If Steve Jobs had been redesigning hospitals instead of computing devices, here are some things he might have done.
- Eliminate doorknobs in medical establishments. Germ theory and knob-less doors have both been around forever.
- Eliminate elevator buttons, cash transactions and other easily replaced vehicles for spreading germs in medical establishments.
- Pediatricians tell patients to avoid having their children share toys and books with sick kids. But what do many pediatricians provide in their waiting rooms?
- Ban bacon and doughnuts in hospital cafeterias. Unpopular, perhaps. But how can healthcare providers preach the value of healthy diets when their own cafeterias serve so much unhealthy food?
- Prevent sleep deprivation among physicians. Recent focus on medical interns has led to improvements, but healthcare providers still envy the sleep rules imposed on pilots.

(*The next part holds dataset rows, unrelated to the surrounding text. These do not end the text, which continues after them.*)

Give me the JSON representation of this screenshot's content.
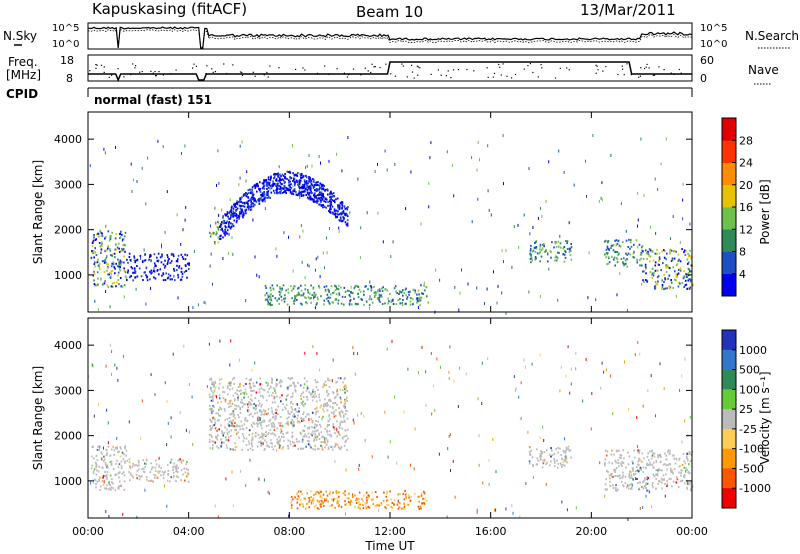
{
  "header": {
    "station": "Kapuskasing (fitACF)",
    "beam": "Beam 10",
    "date": "13/Mar/2011"
  },
  "strip_labels": {
    "nsky": "N.Sky",
    "nsky_top": "10^5",
    "nsky_bot": "10^0",
    "nsearch": "N.Search",
    "nsearch_top": "10^5",
    "nsearch_bot": "10^0",
    "freq_line1": "Freq.",
    "freq_line2": "[MHz]",
    "freq_top": "18",
    "freq_bot": "8",
    "nave": "Nave",
    "nave_top": "60",
    "nave_bot": "0",
    "cpid": "CPID",
    "mode": "normal (fast) 151"
  },
  "chart_data": [
    {
      "type": "heatmap",
      "name": "power-panel",
      "ylabel": "Slant Range [km]",
      "xlabel": "Time UT",
      "xlim_hours": [
        0,
        24
      ],
      "ylim_km": [
        180,
        4600
      ],
      "y_ticks": [
        "1000",
        "2000",
        "3000",
        "4000"
      ],
      "x_ticks": [
        "00:00",
        "04:00",
        "08:00",
        "12:00",
        "16:00",
        "20:00",
        "00:00"
      ],
      "colorbar": {
        "label": "Power [dB]",
        "ticks": [
          "4",
          "8",
          "12",
          "16",
          "20",
          "24",
          "28"
        ],
        "colors": [
          "#0000ee",
          "#1d4fc4",
          "#2e8b57",
          "#6cc24a",
          "#e6c200",
          "#ff8c00",
          "#ff3300",
          "#e00000"
        ]
      },
      "echo_regions": [
        {
          "t0": 0.1,
          "t1": 1.5,
          "r0": 750,
          "r1": 2000,
          "level": "mixed"
        },
        {
          "t0": 1.5,
          "t1": 4.0,
          "r0": 900,
          "r1": 1500,
          "level": "low"
        },
        {
          "t0": 4.8,
          "t1": 5.2,
          "r0": 1700,
          "r1": 2200,
          "level": "high"
        },
        {
          "t0": 5.2,
          "t1": 10.3,
          "r0": 1900,
          "r1": 3400,
          "level": "low"
        },
        {
          "t0": 7.0,
          "t1": 13.5,
          "r0": 350,
          "r1": 800,
          "level": "mid"
        },
        {
          "t0": 17.5,
          "t1": 19.2,
          "r0": 1300,
          "r1": 1800,
          "level": "mid"
        },
        {
          "t0": 20.5,
          "t1": 22.0,
          "r0": 1200,
          "r1": 1800,
          "level": "mid"
        },
        {
          "t0": 22.0,
          "t1": 24.0,
          "r0": 700,
          "r1": 1600,
          "level": "mixed"
        }
      ]
    },
    {
      "type": "heatmap",
      "name": "velocity-panel",
      "ylabel": "Slant Range [km]",
      "xlabel": "Time UT",
      "xlim_hours": [
        0,
        24
      ],
      "ylim_km": [
        180,
        4600
      ],
      "y_ticks": [
        "1000",
        "2000",
        "3000",
        "4000"
      ],
      "x_ticks": [
        "00:00",
        "04:00",
        "08:00",
        "12:00",
        "16:00",
        "20:00",
        "00:00"
      ],
      "colorbar": {
        "label": "Velocity [m s⁻¹]",
        "ticks": [
          "1000",
          "500",
          "100",
          "25",
          "-25",
          "-100",
          "-500",
          "-1000"
        ],
        "colors": [
          "#2233bb",
          "#3377cc",
          "#2e8b57",
          "#66cc33",
          "#bbbbbb",
          "#ffcc55",
          "#ff9900",
          "#ff5500",
          "#ee0000"
        ]
      },
      "echo_regions": [
        {
          "t0": 0.1,
          "t1": 1.5,
          "r0": 800,
          "r1": 1800,
          "level": "ground"
        },
        {
          "t0": 1.5,
          "t1": 4.0,
          "r0": 1000,
          "r1": 1500,
          "level": "ground"
        },
        {
          "t0": 4.8,
          "t1": 10.3,
          "r0": 1700,
          "r1": 3300,
          "level": "ground"
        },
        {
          "t0": 8.0,
          "t1": 13.5,
          "r0": 400,
          "r1": 800,
          "level": "neg"
        },
        {
          "t0": 17.5,
          "t1": 19.2,
          "r0": 1300,
          "r1": 1800,
          "level": "ground"
        },
        {
          "t0": 20.5,
          "t1": 24.0,
          "r0": 800,
          "r1": 1700,
          "level": "ground"
        }
      ]
    }
  ]
}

- Hospital patients prefer private rooms. Hospital-borne infections prefer shared rooms.
- Noise, visual clutter and poor quality lighting are plentiful in U.S. hospitals. Each one has been demonstrated to harm patient outcomes.
- Pharmacies are a terrible bottleneck in hospitals. Centralized dispensing pharmacies increase drug delivery time by 50%. Do you want your hospital pharmacist to feel rushed?
- More talking, less walking. Nurses spend almost 1/3 of their time walking through rectangular, single corridor units to see patients. Radial units allow nurses to visually supervise patients and spend more time on patient care and communication.
- Disease doesn’t respect office hours. Yet hospital staffing is typical of the Monday-through-Friday, 9am-to-5pm American working culture. Studies show that patients who enter the hospital with stroke or heart disease at night or on weekends have higher mortality than midweek, 9am-5pm admissions. It’s hard to understand why such straightforward ways to improve patient mortality outcomes are overlooked.
Why does it seem so unlikely that any of these changes are coming very soon to a hospital near you? The system is fraught with misaligned incentives. Thus far, we have no design visionary for healthcare, wearing a black turtleneck and forging game-changing brilliance.
What, then, will actually drive change? Informed consumer demand. Tomorrow’s patients will expect hospitals to be reviewed just like any other consumer good, empowering decisions based on patient satisfaction. The health consequences of bad design are well understood by providers; soon, consumers will appreciate that connection, too. And when consumer demand leads to implementation of common sense measures that yield better outcomes, higher satisfaction, and lower costs, I’ll be the first to call it “Sanely Great”.